Take a look at the branch at https://github.com/kevinramharak/oakc/tree/mar/master

@adam-mcdaniel After some refactoring to make the code easier to debug I am happy to announce that the brainfuck interpreter works. Also on the note of x86 target I noticed this fork https://github.com/Not-Nik/oakc.

This is unbelievable!!!! Does the new MAR implementation work with the automatic memory management pull request?? I'm very interested to see a demo or video of the MAR version in action. Also, the x86 implementation @Not-Nik is working on looks AWESOME. I had no idea someone was working on another backend!!!!!!! Im excited :)

Ngl I kinda left this fork to just be some waypoint on how a possible x86 backend could look. With the addition load_base_ptr(), establish_stack_frame(), and end_stack_frame() into the IR I got somewhat lost on the implementation. A best case for me would be a clear memory map on how you imagine a backend to handle things. Also great language you made there ;)

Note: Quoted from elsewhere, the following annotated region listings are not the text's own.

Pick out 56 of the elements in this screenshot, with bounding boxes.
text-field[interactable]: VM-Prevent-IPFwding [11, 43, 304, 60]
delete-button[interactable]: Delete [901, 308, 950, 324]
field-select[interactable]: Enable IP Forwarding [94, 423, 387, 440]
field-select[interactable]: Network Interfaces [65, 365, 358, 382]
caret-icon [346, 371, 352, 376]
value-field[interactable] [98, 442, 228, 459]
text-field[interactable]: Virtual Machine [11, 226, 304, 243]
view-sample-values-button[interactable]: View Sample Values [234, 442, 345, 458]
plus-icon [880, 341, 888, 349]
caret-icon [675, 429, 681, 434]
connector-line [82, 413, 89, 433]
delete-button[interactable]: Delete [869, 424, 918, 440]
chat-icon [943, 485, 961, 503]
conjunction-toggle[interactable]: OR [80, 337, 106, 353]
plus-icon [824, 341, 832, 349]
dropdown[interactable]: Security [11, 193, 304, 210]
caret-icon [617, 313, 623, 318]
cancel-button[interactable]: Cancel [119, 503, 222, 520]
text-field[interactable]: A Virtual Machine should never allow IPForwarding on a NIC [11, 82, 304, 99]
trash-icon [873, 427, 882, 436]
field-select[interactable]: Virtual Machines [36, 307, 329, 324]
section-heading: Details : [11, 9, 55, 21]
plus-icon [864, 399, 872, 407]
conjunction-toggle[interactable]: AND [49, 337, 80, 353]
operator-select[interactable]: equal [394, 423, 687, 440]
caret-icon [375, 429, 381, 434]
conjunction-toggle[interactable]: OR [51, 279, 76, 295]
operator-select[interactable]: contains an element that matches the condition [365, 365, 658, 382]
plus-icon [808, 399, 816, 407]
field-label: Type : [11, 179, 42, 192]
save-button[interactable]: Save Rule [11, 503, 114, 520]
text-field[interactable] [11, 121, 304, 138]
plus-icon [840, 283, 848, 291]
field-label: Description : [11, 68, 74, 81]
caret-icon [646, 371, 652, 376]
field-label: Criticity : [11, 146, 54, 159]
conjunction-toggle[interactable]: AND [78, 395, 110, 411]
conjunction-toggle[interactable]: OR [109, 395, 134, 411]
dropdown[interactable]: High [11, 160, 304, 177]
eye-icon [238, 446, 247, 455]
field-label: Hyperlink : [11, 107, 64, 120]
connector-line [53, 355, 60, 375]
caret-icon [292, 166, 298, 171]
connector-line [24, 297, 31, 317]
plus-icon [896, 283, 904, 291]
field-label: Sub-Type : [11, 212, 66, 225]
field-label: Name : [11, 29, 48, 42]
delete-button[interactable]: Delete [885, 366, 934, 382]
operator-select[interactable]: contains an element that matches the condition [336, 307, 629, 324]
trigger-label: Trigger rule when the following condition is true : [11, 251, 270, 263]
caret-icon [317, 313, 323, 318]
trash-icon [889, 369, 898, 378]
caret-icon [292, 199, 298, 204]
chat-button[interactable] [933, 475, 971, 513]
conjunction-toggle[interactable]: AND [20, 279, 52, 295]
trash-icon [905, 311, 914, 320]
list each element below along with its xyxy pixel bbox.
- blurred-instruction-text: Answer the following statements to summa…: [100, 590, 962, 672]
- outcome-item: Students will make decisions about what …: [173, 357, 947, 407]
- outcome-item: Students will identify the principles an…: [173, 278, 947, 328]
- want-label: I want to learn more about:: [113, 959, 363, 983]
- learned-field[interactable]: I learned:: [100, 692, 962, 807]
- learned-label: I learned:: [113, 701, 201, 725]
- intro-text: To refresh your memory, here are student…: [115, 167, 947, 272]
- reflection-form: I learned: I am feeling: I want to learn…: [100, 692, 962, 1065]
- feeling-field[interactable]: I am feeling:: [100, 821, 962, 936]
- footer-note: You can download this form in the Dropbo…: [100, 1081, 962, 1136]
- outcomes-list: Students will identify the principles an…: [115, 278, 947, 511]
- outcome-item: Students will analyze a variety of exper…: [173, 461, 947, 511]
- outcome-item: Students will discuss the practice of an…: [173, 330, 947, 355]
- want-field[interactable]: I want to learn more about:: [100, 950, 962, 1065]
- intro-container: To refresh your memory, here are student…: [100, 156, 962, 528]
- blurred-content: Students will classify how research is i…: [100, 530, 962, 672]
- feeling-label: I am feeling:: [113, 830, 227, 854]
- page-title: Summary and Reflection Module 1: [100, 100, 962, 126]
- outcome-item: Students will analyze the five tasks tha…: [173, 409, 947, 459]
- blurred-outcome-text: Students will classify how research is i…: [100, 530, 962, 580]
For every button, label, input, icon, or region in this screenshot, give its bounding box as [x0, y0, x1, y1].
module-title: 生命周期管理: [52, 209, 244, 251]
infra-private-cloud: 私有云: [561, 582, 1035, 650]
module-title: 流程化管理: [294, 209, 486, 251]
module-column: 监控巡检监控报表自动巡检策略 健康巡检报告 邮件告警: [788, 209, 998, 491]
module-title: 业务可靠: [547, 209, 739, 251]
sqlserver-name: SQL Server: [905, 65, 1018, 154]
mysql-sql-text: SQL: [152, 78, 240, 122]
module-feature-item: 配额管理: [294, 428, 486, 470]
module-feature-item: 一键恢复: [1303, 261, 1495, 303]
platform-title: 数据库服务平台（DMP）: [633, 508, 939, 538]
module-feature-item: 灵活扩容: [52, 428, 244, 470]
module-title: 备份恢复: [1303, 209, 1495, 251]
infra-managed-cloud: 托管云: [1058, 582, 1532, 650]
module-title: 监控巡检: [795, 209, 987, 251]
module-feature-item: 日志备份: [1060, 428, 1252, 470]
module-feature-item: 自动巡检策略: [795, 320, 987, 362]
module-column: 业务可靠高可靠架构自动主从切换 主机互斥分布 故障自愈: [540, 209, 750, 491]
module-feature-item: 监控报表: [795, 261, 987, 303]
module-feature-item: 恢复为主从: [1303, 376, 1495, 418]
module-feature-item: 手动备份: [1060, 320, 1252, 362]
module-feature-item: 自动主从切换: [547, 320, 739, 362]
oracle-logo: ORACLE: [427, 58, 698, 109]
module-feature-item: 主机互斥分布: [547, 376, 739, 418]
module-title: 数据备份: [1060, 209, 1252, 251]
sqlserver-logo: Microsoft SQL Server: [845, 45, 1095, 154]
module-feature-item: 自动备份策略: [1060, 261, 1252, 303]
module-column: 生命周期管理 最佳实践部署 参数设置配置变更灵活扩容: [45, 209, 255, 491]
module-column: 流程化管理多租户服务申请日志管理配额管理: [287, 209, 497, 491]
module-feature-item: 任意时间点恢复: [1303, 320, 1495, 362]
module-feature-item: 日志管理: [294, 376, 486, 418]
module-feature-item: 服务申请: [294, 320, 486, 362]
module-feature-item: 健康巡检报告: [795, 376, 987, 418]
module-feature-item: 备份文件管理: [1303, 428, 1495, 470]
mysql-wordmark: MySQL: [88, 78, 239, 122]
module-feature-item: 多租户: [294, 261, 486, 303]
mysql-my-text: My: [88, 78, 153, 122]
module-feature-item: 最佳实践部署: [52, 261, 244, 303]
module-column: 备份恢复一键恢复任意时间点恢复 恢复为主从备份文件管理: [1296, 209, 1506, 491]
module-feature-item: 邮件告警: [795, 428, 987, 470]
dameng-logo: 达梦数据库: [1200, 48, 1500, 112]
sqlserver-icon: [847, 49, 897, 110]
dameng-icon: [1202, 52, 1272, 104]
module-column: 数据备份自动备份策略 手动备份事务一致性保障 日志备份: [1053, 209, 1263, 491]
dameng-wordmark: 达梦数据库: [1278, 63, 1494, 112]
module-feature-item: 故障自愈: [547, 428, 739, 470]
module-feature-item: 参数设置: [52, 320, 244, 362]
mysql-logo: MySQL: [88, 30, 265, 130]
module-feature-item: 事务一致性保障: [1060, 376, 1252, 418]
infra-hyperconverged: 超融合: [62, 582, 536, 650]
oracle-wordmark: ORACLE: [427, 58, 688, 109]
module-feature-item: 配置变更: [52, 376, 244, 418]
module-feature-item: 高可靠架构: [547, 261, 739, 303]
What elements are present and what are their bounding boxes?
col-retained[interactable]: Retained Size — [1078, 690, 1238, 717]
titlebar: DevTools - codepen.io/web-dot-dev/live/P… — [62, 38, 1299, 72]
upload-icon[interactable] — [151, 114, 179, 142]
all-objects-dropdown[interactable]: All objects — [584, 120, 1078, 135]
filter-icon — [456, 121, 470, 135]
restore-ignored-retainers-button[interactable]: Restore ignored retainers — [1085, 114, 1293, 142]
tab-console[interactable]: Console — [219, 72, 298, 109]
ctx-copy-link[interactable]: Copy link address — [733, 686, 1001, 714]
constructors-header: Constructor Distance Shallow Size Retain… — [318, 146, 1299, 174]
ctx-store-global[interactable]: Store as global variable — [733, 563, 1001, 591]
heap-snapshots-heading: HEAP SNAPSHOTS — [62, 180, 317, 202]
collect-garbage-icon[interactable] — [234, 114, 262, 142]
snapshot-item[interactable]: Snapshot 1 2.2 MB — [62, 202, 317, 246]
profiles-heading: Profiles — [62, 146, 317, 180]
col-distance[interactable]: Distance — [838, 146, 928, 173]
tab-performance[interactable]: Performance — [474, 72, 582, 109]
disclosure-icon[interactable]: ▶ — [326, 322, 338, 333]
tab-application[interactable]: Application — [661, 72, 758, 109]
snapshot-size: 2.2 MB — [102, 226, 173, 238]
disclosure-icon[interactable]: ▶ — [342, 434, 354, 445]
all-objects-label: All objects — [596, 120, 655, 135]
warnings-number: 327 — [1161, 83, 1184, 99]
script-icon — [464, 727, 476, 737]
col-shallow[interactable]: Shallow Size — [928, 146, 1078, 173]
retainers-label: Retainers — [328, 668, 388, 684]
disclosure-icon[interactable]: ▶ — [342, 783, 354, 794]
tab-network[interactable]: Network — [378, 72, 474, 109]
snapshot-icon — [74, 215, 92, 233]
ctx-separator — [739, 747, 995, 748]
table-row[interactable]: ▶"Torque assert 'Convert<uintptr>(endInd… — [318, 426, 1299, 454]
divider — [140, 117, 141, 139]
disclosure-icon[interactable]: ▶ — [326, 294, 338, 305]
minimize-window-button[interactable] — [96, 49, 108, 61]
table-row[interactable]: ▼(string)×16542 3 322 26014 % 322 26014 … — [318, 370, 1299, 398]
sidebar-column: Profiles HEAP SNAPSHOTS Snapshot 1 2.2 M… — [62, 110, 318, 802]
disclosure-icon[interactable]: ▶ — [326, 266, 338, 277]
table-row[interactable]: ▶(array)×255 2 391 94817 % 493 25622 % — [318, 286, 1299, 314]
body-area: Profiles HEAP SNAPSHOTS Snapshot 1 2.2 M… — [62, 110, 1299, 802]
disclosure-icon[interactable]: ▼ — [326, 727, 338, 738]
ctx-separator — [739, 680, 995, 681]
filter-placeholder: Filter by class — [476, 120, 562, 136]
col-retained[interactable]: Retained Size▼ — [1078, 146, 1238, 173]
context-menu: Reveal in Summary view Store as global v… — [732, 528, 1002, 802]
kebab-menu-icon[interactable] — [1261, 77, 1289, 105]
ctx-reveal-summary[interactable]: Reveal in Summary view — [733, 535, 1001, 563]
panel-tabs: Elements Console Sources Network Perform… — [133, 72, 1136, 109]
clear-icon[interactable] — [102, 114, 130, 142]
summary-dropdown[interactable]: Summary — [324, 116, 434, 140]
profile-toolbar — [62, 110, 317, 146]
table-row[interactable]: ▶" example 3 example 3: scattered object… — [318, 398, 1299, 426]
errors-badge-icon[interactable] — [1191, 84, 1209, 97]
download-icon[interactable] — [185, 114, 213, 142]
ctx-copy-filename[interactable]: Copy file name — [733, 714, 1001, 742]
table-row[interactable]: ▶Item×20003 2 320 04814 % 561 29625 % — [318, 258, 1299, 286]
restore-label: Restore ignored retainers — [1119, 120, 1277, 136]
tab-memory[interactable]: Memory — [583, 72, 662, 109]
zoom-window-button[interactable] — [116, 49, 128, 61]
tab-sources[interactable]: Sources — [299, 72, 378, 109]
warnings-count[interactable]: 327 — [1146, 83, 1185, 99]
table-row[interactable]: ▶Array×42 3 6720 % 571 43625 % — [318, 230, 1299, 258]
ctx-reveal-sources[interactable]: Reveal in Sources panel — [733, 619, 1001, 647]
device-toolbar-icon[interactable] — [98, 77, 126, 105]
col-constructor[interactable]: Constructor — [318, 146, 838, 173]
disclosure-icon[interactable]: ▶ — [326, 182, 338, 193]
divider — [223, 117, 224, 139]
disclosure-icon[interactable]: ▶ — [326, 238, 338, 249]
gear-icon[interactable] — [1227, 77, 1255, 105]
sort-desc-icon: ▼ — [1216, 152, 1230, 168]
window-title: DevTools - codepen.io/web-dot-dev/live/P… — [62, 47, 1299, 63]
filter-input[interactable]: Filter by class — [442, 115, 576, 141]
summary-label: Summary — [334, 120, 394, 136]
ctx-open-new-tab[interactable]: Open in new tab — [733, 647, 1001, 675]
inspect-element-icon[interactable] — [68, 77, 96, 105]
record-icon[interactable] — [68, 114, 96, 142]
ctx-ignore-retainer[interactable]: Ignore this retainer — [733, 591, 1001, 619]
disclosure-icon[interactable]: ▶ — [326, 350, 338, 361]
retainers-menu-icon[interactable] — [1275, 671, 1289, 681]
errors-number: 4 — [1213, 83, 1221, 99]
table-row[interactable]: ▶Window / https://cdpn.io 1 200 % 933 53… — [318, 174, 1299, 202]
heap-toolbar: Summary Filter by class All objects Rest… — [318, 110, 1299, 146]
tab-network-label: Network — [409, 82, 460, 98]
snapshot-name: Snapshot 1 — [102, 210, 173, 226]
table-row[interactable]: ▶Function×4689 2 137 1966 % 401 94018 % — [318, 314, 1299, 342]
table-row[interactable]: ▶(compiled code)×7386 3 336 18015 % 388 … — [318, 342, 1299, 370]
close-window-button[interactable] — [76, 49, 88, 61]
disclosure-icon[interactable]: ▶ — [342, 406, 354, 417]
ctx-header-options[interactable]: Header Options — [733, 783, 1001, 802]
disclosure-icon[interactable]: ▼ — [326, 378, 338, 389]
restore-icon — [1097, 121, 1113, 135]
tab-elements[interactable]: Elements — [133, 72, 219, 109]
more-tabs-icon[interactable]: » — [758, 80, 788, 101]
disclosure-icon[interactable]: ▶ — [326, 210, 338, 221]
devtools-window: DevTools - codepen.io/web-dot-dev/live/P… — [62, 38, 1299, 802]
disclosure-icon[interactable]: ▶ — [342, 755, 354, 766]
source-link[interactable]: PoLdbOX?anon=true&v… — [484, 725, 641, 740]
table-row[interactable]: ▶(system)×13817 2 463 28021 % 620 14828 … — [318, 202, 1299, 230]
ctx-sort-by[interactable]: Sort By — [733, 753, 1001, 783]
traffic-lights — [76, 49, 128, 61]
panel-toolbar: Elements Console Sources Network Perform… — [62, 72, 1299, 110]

The examples in examples/copy_drop print the same output as when running the executable generated by the C backend. Im working on implementing the C stdlib and writing the ffi functions so its easier to test other cases than 'just' printing out strings.

For example:

#[std]

// this seems to be a valid function name, really usefull for namespacing
fn C::strlen(string: &char) -> num {
    __ffi_pass_arg_by_reference!(string as &void);
    __c_strlen!();
    return __ffi_pass_return_value!() as num;
}

#[doc("Copies `length` amount of words from the location pointed to by `source` to the memory location pointed to by `destination`.")]
fn C::memcpy(destination: &void, source: &void, length: num) -> &void {
    // implement it in oak
    for (let i = 0; i < length; i += 1) {
        (destination as &num)[i] = (source as &num)[i];
    }
    return destination;
    // if we need performance/less code size we can implement it in assembly and make this function a wrapper for it instead
    // __ffi_pass_arg_by_value!(length);
    // __ffi_pass_arg_by_reference!(source);
    // __ffi_pass_arg_by_reference!(destination);
    // __c_memccpy!();
    // return __ffi_pass_return_value!() as &void;
}

fn main() {
    let string = "Hello World!";
    let length = C::strlen(string);
    putnumln(length);
}

The __ffi_* functions are small assembly routines to copy values, references and return values from the oak stack to the assembly stack thus providing the bridge between oak and native code without having to make the assembly function to be aware of how the oak vm works.

I'll try to record a demo soon enough. Its a bit hard to show it because im working on a non-released branch of Much Assembly Required that has a debugger (lifesaver @simon987) and interrupts implemented. Once those are released into the main branch you can just checkout my fork, compile a program with the --mar flag and paste the contents into the online MAR editor.